For I'll tell you, folks are not the same anymore,
families
are not the same anymore. Of course I am grateful that Buddy has done so well and all, but a big family night at our house these days is when Buddy and me and Gladys take the kids and ride over to Bristol and eat at Jack Trayer's Restaurant. Gladys always gets the same thing at Jack Trayer's, spaghetti, and Buddy always gets the twelve-ounce rib-eye steak. Then we go to a movie. These family nights are not a thing like a stir-off, for instance, although of course they are more modern. I don't expect that Sugar and Buddy Junior will remember them in particular either. I wouldn't if I was them. It is nothing like standing out in the meadow in the forty-degree cold, clapping your hands together to keep warm, waiting on it to get dark, watching them press the cane.
When Mamma called us in to supper, I couldn't eat a bite. Mamma looked at me closely. “You can't go back out there if you don't eat something,” she said, but when she turned her back I put my plate on the floor for a minute and let the dogs have it all.

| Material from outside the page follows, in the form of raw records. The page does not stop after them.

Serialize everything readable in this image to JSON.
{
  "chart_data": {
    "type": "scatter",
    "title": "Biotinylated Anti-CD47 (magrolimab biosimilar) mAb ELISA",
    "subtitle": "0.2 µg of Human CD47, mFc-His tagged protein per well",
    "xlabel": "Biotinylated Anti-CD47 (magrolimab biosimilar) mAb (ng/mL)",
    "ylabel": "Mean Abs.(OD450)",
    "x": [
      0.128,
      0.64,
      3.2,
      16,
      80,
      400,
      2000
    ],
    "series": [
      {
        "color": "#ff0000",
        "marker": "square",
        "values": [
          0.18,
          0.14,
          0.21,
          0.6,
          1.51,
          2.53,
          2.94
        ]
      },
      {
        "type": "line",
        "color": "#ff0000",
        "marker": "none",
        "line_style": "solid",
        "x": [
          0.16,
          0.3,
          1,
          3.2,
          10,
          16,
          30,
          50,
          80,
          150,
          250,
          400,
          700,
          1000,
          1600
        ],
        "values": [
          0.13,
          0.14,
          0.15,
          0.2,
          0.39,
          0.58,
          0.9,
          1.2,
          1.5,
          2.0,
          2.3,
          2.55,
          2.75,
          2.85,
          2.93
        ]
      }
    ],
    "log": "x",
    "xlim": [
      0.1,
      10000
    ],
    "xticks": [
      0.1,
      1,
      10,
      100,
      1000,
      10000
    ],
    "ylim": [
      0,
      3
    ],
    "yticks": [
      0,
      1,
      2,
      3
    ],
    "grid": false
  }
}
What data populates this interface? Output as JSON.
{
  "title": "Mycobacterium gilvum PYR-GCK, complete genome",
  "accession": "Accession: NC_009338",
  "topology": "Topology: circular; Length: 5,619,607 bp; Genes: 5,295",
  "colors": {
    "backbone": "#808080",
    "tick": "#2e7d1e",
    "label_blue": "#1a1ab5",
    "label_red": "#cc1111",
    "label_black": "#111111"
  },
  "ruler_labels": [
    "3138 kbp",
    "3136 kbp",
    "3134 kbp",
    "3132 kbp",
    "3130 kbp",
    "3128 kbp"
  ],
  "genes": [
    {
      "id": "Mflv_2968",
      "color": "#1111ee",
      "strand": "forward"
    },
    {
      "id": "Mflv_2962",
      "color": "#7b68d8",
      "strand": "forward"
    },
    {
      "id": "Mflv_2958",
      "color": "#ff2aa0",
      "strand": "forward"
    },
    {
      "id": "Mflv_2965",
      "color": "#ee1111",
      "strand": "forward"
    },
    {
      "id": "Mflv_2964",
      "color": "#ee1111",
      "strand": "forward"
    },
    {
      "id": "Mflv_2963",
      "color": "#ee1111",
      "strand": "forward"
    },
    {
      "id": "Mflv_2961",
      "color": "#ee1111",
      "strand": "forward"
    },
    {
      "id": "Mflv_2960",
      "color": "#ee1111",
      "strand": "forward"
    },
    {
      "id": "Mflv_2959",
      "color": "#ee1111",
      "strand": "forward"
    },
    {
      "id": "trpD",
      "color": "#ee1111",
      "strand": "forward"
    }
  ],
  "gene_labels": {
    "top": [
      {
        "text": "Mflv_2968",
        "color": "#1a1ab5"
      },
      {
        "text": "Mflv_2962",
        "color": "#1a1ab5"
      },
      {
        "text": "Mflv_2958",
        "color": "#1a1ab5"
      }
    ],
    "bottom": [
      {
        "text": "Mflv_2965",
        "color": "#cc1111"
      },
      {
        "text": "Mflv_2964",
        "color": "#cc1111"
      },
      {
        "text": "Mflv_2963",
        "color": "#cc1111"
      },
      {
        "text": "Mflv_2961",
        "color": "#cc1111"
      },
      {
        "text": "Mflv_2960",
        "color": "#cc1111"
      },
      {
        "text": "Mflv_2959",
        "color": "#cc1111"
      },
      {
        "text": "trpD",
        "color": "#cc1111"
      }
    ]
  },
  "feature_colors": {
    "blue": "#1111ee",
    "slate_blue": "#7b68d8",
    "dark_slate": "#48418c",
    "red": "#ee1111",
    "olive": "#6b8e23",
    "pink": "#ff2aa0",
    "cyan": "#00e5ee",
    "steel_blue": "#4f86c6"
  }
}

By the time I got back up to the meadow, trailing Bill, who could run like the wind, the other boys had brung Durwood out and placed him to watch the syrup bubbling over the fire.
Where was Johnny?
Folks took turns stirring the syrup and skimming the green foam that rose to the top. The sky got darker and darker and a wind rose up. The hoot owls started hollering.
Where was Johnny?
More and more folks came walking up from the valley, carrying lantern lights and little pans or crocks to take their own molasses home in, and them that played an instrument brought it, so that it wasn't long before music rang out on the chilly air, and set everybody to singing, “
I'll eat when I'm hungry and drink when I'm dry, if a tree don't fall on me, I'll live till I die
.” Some of the younger ones were running a set on the ground.
Where was Johnny?
I looked from face to face. Folks were dancing up a storm. Soon they started skimming the molasses. You were not supposed to eat the green foam, which would make you sick for sure, but all the kids were allowed to dip cane stalks down in the stir-off pan to get some sweetening, as Mamma always called it. You'd have to wave your stalk around in the air to cool it off before you licked the sweetening, or you'd burn your tongue. Every year, some little kids did that. Every year, old man Rupert Lowe got knee-walking drunk, for by the time it got full dark, there was some drinking among the men, though we were not supposed to know it.